Mr Edwards has been off air for six months after being suspended in July over allegations that he received inappropriate messages from a teenager and gave them money. Speculation remains about his future at the BBC as it prepares for a general election this year.
Vicky Flind, Mr Edwards’s wife, who named him as the presenter at the centre of the scandal after the allegations were first reported in The Sun, said he would be in hospital for the “foreseeable future” after he suffered a “serious episode”.
Mr Edwards, who has a history of mental ill health and has previously been treated for severe depression, is not yet thought to have recovered. It is unclear if he remains in hospital, The Times reports.
Resolving Mr Edwards’s future is coming into sharper focus as the BBC prepares for a busy news year, with multiple elections taking place across the world, as well as in the UK, and wars in Ukraine and Gaza.
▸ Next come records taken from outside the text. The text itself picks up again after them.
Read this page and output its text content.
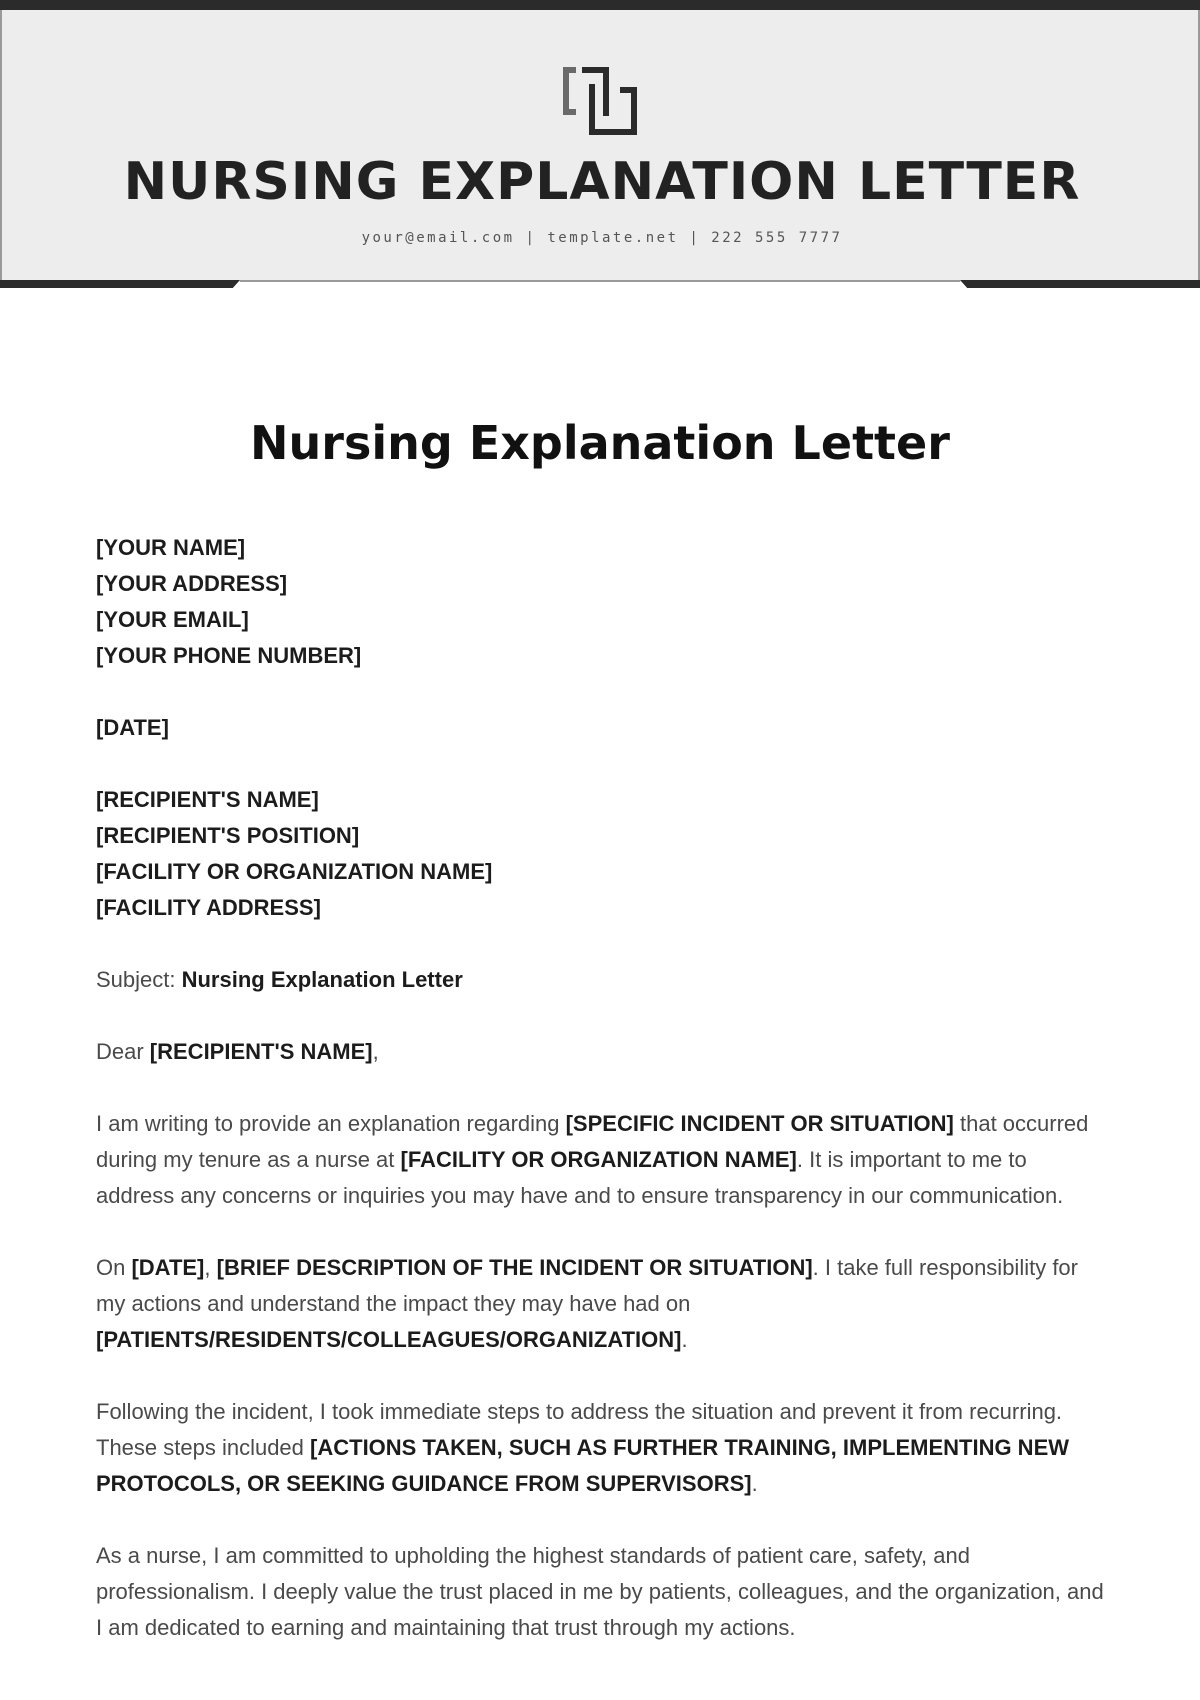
NURSING EXPLANATION LETTER
your@email.com | template.net | 222 555 7777
Nursing Explanation Letter

[YOUR NAME]
[YOUR ADDRESS]
[YOUR EMAIL]
[YOUR PHONE NUMBER]

[DATE]

[RECIPIENT'S NAME]
[RECIPIENT'S POSITION]
[FACILITY OR ORGANIZATION NAME]
[FACILITY ADDRESS]

Subject: Nursing Explanation Letter

Dear [RECIPIENT'S NAME],

I am writing to provide an explanation regarding [SPECIFIC INCIDENT OR SITUATION] that occurred during my tenure as a nurse at [FACILITY OR ORGANIZATION NAME]. It is important to me to address any concerns or inquiries you may have and to ensure transparency in our communication.

On [DATE], [BRIEF DESCRIPTION OF THE INCIDENT OR SITUATION]. I take full responsibility for my actions and understand the impact they may have had on [PATIENTS/RESIDENTS/COLLEAGUES/ORGANIZATION].

Following the incident, I took immediate steps to address the situation and prevent it from recurring. These steps included [ACTIONS TAKEN, SUCH AS FURTHER TRAINING, IMPLEMENTING NEW PROTOCOLS, OR SEEKING GUIDANCE FROM SUPERVISORS].

As a nurse, I am committed to upholding the highest standards of patient care, safety, and professionalism. I deeply value the trust placed in me by patients, colleagues, and the organization, and I am dedicated to earning and maintaining that trust through my actions.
One longstanding colleague of Mr Edwards said that the corporation would like to resolve the situation soon. They told The Times: “The BBC would like to get this whole unhappy situation wrapped up as quickly as possible. Things have been dragging on for six months now and they still haven’t been able to make any progress.”
Welsh journalist Edwards had been for years at the helm of significant political and royal events for the BBC.
He announced the late Queen’s death on the BBC last September, covered her funeral and anchored the BBC’s broadcast of the coronation of the King in May.
The former Westminster correspondent presented the Queen’s Diamond Jubilee in 2012 and Platinum Jubilee in 2022, the wedding of the then Duke and Duchess of Cambridge in 2011, the wedding of the Duke and Duchess of Sussex in 2018, and the funeral of the then Duke of Edinburgh in 2021.
The BBC News at Ten presenter was also the broadcaster’s voice at Trooping the Colour and the Festival of Remembrance and had taken over election coverage from the long-serving David Dimbleby in 2019.
The Metropolitan Police said in July that no criminal offence had taken place.